A mixed-use scheme for the redevelopment of the riverside site close to Lambeth Bridge was turned down by Lambeth's planning applications committee in mid-December.

The London Fire & Emergency Planning Authority (LFEPA) agreed to sell the site to Native Land in 2007 but will only receive the multi-million pound cash proceeds once planning permission is granted for a new development on the site.

Objections to the Florian Place development proposals have been led by residents of nearby Whitgift House who fear that their homes will lose daylight and sunlight if the scheme goes ahead.

Councillors were also unconvinced by the design of the scheme and the low level of affordable housing to be included in the development of 256 homes.

George Turner from the Whitgift House Tenants' & Residents' Association became the first member of the public to exercise his right to ask an official question at a fire authority meeting when he quizzed LFEPA chairman Brian Coleman on Thursday afternoon about what will happen next.

"Lambeth Council's planning committee decision to refuse Native Land's planning application for 8 Albert Embankment was, in my opinion, irresponsible and rejected the professional advice of their own officers," said Mr Coleman in his written response.

"I was concerned to hear that Kate Hoey MP was allowed to speak against the application on two occasions at that committee meeting a highly irregular occurrence.

"Officers are currently discussing the next steps under the terms of the sale agreement with the developer, Native Land, and [LFEPA's] finance and personnel committee considered this matter at its meeting on 16 January 2012.

"The authority is confident that an appropriate scheme will be achieved on the site that not
only brings currently redundant buildings into use, but which will also realise funds to provide
much-needed investment by this authority for the benefit of all Londoners."

In his supplementary question Mr Turner asked: "Wouldn't the irresponsible thing to do be to throw good money after bad and pursue an appeal?
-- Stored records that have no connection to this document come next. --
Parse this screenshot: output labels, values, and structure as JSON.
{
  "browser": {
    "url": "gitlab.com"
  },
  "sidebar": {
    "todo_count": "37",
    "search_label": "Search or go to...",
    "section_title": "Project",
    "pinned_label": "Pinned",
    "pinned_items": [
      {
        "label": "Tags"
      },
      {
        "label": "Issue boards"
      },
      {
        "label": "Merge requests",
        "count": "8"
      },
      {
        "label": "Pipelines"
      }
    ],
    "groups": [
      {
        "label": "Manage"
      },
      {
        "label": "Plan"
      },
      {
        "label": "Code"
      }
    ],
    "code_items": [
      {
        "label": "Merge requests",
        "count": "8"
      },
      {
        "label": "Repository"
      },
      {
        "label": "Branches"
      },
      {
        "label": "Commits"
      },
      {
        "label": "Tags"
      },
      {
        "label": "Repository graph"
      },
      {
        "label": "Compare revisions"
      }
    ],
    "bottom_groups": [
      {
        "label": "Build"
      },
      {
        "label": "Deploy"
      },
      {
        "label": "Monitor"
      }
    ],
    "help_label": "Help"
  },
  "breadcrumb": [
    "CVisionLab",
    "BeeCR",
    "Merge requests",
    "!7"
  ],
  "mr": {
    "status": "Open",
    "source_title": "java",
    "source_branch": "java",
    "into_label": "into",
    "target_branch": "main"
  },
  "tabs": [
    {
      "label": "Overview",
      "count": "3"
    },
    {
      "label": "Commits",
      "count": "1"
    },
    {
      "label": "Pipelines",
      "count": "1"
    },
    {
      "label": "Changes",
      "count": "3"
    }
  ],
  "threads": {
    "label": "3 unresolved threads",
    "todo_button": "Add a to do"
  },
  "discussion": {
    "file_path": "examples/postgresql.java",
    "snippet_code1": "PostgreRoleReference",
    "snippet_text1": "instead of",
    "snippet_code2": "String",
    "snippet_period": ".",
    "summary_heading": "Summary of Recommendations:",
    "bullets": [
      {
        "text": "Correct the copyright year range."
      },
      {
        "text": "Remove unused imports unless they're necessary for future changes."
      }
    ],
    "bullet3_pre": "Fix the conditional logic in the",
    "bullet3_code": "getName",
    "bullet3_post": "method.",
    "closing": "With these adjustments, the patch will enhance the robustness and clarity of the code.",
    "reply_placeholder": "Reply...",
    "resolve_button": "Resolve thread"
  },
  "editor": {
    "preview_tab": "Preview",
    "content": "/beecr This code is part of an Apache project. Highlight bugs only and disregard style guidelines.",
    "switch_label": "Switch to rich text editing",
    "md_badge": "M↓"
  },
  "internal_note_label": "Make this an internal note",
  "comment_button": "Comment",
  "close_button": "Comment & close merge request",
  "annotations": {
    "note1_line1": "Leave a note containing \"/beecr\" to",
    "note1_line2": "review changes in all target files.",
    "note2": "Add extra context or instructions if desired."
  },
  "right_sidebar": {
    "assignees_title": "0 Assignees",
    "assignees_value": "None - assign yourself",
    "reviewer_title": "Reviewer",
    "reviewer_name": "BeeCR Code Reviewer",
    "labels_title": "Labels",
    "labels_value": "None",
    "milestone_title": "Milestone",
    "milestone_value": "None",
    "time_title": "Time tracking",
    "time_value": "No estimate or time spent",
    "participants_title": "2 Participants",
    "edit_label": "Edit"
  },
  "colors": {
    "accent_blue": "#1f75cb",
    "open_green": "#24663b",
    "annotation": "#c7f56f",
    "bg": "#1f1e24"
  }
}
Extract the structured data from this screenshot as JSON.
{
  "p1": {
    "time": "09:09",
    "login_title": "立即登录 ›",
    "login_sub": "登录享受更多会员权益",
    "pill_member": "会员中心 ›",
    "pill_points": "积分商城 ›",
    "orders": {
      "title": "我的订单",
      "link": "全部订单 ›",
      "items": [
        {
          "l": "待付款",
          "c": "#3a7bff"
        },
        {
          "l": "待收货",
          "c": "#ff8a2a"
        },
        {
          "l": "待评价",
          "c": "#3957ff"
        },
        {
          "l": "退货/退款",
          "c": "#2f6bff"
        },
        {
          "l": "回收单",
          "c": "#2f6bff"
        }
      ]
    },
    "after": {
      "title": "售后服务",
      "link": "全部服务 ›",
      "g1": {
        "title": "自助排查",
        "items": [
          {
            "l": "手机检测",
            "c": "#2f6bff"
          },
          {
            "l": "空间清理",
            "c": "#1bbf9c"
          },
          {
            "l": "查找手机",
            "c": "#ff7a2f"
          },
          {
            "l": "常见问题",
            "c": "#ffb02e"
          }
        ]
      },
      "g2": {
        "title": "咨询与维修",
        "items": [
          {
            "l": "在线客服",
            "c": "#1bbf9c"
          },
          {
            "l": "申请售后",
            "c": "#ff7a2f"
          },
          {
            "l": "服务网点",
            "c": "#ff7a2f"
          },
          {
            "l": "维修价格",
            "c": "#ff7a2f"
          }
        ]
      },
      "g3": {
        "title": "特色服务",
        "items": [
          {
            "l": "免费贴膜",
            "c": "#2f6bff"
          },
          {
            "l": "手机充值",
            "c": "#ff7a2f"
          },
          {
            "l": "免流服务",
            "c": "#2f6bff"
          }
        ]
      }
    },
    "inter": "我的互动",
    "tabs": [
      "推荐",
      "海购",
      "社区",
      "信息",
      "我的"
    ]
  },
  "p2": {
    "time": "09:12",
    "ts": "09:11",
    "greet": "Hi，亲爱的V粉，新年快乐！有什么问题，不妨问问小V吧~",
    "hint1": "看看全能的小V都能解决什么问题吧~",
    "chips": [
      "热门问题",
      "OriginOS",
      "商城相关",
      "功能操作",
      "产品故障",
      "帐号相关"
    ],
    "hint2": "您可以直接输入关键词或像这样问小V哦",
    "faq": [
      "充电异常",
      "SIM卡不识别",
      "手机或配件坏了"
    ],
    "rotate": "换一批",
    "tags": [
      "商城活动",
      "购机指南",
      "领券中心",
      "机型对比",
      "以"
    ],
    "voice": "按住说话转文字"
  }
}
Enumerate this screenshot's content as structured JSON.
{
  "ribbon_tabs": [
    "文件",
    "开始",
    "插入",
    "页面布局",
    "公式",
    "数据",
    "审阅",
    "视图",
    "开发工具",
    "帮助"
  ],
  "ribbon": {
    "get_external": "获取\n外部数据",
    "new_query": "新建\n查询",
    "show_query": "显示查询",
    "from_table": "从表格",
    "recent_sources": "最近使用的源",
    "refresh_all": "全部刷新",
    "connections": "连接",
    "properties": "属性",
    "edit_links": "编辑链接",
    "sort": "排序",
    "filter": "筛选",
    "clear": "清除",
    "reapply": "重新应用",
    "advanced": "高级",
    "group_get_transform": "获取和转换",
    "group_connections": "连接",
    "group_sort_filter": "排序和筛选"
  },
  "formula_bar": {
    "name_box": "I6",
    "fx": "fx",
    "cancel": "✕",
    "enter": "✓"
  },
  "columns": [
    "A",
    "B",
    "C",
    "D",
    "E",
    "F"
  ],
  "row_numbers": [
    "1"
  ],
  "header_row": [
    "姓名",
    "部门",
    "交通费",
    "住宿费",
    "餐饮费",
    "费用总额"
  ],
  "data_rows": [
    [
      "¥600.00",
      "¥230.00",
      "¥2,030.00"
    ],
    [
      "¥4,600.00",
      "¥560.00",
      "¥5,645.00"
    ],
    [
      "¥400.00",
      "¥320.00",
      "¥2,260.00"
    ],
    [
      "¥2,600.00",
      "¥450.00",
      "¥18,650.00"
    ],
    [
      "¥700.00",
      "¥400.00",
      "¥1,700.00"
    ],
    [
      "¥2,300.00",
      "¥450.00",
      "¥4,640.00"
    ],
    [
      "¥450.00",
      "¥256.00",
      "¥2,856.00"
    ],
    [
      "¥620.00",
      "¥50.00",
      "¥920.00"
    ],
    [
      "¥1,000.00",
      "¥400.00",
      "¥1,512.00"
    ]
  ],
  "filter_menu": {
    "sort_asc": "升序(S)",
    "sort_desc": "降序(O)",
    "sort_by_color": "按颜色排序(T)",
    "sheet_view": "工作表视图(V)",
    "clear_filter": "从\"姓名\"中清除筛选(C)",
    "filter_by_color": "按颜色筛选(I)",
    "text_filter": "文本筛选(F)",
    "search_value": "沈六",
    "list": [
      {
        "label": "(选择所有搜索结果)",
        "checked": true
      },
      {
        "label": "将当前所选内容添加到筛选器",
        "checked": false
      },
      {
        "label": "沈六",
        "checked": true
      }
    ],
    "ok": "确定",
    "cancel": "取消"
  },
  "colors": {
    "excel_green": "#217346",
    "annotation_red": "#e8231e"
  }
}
Why won't the fire authority now drop this proposal, engage with the local community and bring forward a development which will benefit all?"

In response Mr Coleman reiterated LFEPA's responsibility to get the best possible deal for the London taxpayer.

"Clearly with his response to George's question Brian Coleman has shown that he is not used to answering questions in public about the activities of the fire authority," Kate Hoey MP told the London SE1 website.

"To call a planning committee 'irresponsible' when they don't vote the way he would like – and when all political parties opposed the scheme – shows his lack of sensitivity to the views of the community."

The Vauxhall MP also rejected Mr Coleman's suggestion that she had behaved improperly at the planning applications committee meeting and explained that her second intervention was to raise a procedural point with the chair.